Vegetarianism has been around for years and going meatless is nothing new. But going meatless with meat is something new and it’s happening in New York thanks to “Impossible Foods.” The brains behind the company that “discovered that heme is the ‘magic ingredient’ that makes meat look, cook, and taste gloriously meaty,” is a team of scientists led by Patrick O. Brown, M.D., Ph.D.
And it is New York that is going to be the first beneficiary of this delicious, healthy, ecological-friendly flavor. At Momfuku Nishi, the Impossible Burger will be on the menu attracting both meat- and vegetarian-lovers alike.
Brown began his mission due to a desire to “reduce the environmental impact from eating meat.” Developing a composition including water, heme protein (found in animals and less so in plants), coconut oil, natural flavors and textured wheat protein, the “meat” flavor emerged. While all ingredients are crucial to the ultimate flavor, it is the iron-containing molecule heme that is the true gem of the burger, giving it its authentic blood red color and iron-y meat-like flavor.

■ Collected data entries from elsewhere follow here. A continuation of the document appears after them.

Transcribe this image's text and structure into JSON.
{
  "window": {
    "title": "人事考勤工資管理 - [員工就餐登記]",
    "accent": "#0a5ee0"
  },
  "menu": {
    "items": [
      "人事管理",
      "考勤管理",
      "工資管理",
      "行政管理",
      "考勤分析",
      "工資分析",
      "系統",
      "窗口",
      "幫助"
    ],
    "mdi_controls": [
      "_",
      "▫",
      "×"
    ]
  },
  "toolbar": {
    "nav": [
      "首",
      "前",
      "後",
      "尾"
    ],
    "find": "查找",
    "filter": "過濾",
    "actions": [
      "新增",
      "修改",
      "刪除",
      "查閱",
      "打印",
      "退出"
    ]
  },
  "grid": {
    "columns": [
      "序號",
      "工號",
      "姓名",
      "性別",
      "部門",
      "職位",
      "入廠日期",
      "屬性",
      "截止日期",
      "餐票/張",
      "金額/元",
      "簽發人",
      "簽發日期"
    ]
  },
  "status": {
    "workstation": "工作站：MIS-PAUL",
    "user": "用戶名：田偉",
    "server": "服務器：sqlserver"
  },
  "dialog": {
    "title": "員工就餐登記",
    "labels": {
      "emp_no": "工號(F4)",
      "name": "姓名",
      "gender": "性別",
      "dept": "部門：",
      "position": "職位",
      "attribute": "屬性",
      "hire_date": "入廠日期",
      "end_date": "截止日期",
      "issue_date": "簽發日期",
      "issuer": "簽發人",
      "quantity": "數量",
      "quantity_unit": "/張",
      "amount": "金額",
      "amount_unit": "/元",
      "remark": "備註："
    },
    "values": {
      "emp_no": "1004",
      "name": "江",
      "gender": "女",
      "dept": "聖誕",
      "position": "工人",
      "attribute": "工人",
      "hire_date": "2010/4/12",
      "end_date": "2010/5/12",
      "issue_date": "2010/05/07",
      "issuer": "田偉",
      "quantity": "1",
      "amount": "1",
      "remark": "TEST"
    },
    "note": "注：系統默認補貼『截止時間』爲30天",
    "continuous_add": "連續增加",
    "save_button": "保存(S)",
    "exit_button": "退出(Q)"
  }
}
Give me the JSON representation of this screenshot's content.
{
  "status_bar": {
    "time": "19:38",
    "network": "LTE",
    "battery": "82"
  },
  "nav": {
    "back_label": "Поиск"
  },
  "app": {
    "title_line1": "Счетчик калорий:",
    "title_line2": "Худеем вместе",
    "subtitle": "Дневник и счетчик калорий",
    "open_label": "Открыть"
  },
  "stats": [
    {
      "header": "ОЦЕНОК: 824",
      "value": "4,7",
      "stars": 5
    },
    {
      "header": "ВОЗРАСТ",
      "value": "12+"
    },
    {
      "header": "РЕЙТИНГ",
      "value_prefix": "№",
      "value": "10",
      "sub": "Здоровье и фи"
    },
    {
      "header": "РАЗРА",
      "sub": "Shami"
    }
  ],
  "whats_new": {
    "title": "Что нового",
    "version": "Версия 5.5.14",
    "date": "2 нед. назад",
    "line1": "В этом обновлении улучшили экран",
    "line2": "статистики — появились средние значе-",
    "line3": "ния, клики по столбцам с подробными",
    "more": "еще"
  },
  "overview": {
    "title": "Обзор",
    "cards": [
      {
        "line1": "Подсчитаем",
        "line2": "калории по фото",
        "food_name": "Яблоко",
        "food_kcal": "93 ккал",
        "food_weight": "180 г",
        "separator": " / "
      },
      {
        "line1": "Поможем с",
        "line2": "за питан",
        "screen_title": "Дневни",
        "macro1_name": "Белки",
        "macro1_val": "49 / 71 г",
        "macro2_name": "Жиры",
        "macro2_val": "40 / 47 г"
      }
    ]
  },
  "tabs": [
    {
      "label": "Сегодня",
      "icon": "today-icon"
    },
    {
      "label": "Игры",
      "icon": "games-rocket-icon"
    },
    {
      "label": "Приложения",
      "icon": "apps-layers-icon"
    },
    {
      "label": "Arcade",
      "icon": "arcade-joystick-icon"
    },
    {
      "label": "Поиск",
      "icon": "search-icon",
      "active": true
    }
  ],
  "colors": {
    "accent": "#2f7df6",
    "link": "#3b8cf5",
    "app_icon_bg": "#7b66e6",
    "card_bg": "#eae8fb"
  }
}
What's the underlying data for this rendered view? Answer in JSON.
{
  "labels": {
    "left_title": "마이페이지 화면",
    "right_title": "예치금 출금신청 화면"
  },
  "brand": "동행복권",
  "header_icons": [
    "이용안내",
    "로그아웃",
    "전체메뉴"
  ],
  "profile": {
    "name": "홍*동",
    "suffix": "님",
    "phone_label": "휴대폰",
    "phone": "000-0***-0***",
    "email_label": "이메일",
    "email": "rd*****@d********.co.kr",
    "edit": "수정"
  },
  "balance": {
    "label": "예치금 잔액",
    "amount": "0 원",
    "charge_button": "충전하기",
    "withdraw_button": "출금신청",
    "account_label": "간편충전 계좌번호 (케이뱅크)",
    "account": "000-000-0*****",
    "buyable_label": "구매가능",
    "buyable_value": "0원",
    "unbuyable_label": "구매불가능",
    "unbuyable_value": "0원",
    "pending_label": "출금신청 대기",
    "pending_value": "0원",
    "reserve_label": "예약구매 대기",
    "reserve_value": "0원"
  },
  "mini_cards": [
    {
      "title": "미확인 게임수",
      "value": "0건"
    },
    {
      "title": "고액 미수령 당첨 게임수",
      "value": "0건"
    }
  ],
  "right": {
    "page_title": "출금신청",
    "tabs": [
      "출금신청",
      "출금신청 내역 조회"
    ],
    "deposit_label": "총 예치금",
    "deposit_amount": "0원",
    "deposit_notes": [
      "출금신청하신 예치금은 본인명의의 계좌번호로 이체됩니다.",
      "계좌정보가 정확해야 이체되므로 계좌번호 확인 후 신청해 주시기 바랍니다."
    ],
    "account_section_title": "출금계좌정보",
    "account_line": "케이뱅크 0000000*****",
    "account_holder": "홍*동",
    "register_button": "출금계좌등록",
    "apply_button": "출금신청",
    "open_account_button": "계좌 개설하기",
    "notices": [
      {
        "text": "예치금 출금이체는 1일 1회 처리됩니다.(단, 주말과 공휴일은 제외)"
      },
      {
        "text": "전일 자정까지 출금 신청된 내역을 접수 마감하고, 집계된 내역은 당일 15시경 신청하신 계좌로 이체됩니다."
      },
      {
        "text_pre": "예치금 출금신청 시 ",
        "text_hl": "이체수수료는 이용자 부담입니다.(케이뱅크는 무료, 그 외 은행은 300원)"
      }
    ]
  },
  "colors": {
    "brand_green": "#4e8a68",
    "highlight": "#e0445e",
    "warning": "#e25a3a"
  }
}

If it really succeeds (and at this point there’s no reason why it shouldn’t), the health results could be phenomenal. According to the WHO, “every 50 gram portion of processed meat eaten daily increases the risk of colorectal cancer by about 18 percent.” Not to mention the issues caused from killing cattle required to make the typical juicy blood burger.
And economically it’s already enjoying success. At a Colorado Whole Foods market it was reported that a competitor’s burger was sold out in an hour, with, according to Evelyn M. Rusli, a taste of “somewhere between beef and turkey,” clearly indicating its popularity and hope for the future. And with the use of 95% less land, 74% less water, 87% less greenhouse gas emissions and completely zero hormones/antibiotics, everyone is a winner.